Квейс круто обернулся, ткнул пальцем в угол.

— Он поджигал?

И только теперь, оглянувшись на угол, Ерофей Кузьмич понял, что случилось в это утро. На полу, у печного шестка, сидел, слабо раскинув ноги, завхоз колхоза Осип Михайлович. Темная рубаха на нем была изодрана в клочья, а под ними виднелись на теле багровые рубцы. Лицо у завхоза исцарапано, седые усы в крови, а в глазах, выглядывающих из-под опущенных лохматых бровей, и беспредельная тоска, и жаркие, точно от кремня, искры едва сдерживаемой ярости. "Ефим выдал! — весь немея, понял Ерофей Кузьмич. — Ох, черная душа! На смерть привел человека!" И хотя Ерофей Кузьмич был зол на Осипа Михайловича за те слова, какие тот сказал ему при народе на колхозном дворе, но, поняв, что завхозу грозит гибель, ответил коменданту твердо:

— Не могу знать. Я не видал того, а раз не видал, как мне говорить? Мне жить недолго…
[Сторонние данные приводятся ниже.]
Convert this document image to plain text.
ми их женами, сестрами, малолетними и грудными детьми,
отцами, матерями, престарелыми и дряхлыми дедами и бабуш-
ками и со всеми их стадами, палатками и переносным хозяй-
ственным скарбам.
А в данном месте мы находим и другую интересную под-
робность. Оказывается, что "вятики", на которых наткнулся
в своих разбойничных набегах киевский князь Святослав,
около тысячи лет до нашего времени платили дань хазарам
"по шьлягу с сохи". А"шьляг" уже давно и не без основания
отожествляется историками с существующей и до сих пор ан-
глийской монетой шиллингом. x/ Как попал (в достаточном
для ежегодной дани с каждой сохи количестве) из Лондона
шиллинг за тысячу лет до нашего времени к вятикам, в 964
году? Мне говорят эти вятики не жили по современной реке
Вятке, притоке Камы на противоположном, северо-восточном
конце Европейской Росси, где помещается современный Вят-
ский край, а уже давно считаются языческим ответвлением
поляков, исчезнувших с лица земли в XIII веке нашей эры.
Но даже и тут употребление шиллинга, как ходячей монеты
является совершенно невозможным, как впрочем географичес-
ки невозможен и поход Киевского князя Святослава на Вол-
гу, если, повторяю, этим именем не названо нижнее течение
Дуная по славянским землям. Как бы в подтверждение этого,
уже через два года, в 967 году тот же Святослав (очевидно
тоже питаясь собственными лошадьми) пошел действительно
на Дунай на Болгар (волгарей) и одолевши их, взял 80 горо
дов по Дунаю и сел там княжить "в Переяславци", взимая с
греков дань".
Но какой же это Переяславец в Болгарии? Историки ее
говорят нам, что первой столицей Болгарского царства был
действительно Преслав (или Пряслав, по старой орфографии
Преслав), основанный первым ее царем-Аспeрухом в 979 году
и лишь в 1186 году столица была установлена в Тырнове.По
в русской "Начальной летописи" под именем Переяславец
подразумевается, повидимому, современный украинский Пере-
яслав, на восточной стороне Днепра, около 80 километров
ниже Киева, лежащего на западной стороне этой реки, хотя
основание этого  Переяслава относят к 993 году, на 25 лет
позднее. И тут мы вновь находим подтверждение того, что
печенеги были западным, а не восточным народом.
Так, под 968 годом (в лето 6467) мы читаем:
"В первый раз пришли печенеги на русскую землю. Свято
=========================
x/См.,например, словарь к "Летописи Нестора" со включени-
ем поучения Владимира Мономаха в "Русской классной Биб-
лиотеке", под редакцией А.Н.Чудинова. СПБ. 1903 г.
— Он болшевик? — спросил Квейс.

— И в большевиках он, господин комендант, никогда не бывал, — еще более твердо ответил Ерофей Кузьмич. — Уж это я знаю точно. За колхоз он, верно, горой стоял, а чтобы записаться в большевики — этого не было. Грех на душу не возьму, как хотите…
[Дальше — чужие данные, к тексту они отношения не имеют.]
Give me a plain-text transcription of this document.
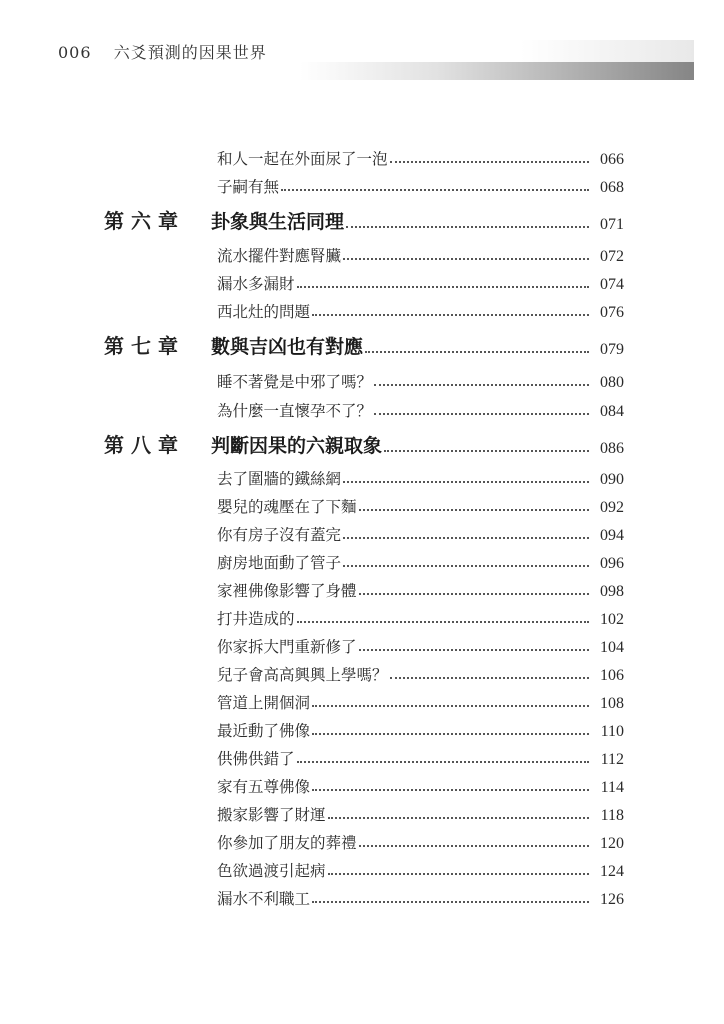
006 六爻預測的因果世界
和人一起在外面尿了一泡	066
子嗣有無	068
第六章	卦象與生活同理	071
流水擺件對應腎臟	072
漏水多漏財	074
西北灶的問題	076
第七章	數與吉凶也有對應	079
睡不著覺是中邪了嗎？	080
為什麼一直懷孕不了？	084
第八章	判斷因果的六親取象	086
去了圍牆的鐵絲網	090
嬰兒的魂壓在了下麵	092
你有房子沒有蓋完	094
廚房地面動了管子	096
家裡佛像影響了身體	098
打井造成的	102
你家拆大門重新修了	104
兒子會高高興興上學嗎？	106
管道上開個洞	108
最近動了佛像	110
供佛供錯了	112
家有五尊佛像	114
搬家影響了財運	118
你參加了朋友的葬禮	120
色欲過渡引起病	124
漏水不利職工	126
Осип Михайлович поднял глаза на Ерофея Кузьмича, зашевелил окровавленными усами.

— Прости, Кузьмич, перед смертью, — сказал он, тяжко передыхая. Плохое о тебе думал… — И в глазах его на некоторое время погасли кремневые искры.

Квейс не понял завхоза, закричал:

— Что ты сказал? Что? Отвечат!

Осип Михайлович посмотрел на коменданта и с силой сказал сквозь зубы:

— Перестань ты лаять, собака! — Махнул рукой на Ерофея Кузьмича: Ничего он не знает! — И добавил спокойно: — Большевик я с давних времен.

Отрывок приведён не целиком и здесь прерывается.